But the Rhino hasn't counted on one thing.

It's no ordinary webbing.

No. It's webbing that Spider-Man and Curt Connors have just created and, as it sticks to the Rhino, his protective hide starts to dissolve. One good punch from Spidey and the now-unprotected villain is out like a pack of cards.

But an issue of Spider-Man isn't all about thrills and spills and this tale isn't over yet because, on his way home, Peter comes across the other members of what is now his gang; Flash Thompson, Gwen Stacy and Harry Osborn. It's amazing in retrospect just how quickly these people have changed from being his enemies to being his allies.

There are other changes too. Reality's entered the world of Marvel Comics, with Flash Thompson announcing he's been drafted. Even in the escapist world of comics, the Viet Nam war's starting to loom large.

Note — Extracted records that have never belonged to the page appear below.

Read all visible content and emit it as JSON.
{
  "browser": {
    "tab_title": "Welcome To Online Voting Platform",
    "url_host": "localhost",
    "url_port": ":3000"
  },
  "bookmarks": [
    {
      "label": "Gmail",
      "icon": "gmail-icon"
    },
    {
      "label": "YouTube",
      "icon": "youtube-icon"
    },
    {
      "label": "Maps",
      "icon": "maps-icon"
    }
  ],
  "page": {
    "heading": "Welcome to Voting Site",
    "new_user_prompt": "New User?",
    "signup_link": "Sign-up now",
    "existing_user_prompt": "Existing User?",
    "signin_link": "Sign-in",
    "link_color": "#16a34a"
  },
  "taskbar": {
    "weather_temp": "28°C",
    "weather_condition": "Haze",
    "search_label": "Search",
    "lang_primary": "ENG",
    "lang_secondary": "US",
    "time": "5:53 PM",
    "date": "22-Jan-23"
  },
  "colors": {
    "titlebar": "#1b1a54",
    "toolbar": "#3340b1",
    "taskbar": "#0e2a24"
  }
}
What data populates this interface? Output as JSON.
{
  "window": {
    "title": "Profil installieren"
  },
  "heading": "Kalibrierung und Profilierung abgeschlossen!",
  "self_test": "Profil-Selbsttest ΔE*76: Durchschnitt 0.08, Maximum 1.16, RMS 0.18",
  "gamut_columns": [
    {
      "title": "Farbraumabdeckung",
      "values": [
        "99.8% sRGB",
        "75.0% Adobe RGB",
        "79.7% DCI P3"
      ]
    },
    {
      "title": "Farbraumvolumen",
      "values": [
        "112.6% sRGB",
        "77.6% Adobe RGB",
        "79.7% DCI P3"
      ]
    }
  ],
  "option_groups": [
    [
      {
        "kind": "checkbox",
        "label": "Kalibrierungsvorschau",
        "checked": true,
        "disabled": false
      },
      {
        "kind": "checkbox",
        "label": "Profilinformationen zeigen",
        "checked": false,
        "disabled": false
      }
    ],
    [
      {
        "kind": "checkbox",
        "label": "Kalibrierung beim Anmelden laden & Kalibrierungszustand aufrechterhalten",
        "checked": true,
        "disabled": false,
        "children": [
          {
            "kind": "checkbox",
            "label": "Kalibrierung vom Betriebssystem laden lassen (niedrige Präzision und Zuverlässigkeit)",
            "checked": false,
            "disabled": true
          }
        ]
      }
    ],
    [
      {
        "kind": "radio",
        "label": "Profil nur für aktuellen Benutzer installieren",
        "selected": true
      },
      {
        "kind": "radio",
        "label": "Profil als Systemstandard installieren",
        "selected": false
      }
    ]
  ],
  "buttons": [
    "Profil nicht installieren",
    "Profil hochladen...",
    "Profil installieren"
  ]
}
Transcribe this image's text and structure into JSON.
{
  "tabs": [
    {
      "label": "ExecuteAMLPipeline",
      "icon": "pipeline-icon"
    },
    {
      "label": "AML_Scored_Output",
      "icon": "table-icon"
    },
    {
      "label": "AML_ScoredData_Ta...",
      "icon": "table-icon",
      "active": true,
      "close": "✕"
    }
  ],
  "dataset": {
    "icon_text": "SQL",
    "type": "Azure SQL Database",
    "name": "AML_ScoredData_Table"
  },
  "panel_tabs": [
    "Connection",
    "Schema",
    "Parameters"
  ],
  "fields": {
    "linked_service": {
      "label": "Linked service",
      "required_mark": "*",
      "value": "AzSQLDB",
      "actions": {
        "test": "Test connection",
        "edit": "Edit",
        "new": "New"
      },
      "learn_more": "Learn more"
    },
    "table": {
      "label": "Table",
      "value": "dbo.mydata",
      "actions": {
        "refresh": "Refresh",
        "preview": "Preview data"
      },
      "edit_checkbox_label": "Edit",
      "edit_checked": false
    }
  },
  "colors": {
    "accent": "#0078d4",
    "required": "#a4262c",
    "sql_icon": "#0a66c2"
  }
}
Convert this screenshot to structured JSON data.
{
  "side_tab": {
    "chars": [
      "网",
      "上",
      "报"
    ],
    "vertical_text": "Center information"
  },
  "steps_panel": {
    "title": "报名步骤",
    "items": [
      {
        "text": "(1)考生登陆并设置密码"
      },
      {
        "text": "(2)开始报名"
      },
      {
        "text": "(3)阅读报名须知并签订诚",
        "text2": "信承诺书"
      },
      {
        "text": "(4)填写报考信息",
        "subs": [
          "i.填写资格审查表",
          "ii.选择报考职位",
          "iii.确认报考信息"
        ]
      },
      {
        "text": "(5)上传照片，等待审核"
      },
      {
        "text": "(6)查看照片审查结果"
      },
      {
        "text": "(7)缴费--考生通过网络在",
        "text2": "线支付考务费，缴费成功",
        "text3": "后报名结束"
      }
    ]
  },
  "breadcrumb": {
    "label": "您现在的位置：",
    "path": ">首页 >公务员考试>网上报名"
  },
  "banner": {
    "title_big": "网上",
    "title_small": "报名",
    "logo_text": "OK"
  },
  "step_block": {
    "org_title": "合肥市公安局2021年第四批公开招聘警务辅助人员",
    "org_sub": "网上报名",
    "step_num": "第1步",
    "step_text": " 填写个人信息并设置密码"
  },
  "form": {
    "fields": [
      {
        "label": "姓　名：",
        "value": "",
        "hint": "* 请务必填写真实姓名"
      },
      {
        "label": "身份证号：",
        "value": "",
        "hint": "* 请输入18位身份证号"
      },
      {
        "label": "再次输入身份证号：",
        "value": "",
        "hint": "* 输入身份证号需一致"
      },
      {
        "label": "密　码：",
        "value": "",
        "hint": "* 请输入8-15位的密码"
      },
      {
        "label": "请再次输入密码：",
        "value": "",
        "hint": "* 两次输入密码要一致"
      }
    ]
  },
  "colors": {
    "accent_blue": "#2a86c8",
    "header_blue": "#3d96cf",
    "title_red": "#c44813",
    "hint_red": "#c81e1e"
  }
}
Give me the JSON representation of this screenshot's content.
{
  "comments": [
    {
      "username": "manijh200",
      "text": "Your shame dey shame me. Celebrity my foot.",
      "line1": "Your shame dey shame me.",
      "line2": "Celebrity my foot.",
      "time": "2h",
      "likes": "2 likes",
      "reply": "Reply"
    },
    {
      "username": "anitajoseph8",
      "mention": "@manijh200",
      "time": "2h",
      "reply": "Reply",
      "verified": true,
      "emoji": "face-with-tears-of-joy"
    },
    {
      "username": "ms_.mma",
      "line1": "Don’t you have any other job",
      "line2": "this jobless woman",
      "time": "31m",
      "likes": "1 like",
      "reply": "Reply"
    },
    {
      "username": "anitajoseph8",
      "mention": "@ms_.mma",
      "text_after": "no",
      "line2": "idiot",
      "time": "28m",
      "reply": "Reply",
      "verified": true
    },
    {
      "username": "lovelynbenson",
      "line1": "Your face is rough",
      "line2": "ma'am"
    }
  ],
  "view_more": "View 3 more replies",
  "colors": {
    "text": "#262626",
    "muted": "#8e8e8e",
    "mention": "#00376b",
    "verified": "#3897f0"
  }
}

During this conversation Gwen Stacy is silent, seemingly with no interest in Peter and he realises that Mary Jane Watson is a girl better suited to his needs. However, when he gets home, Aunt May's having another of her turns and Peter cancels his date with the new girl in his life who, true to form, doesn't seem in the slightest bit bothered. Yet again a story that had started off so promisingly for our hero has ended with bitter disappointment.

But then again, it wouldn't be Spider-Man if it hadn't.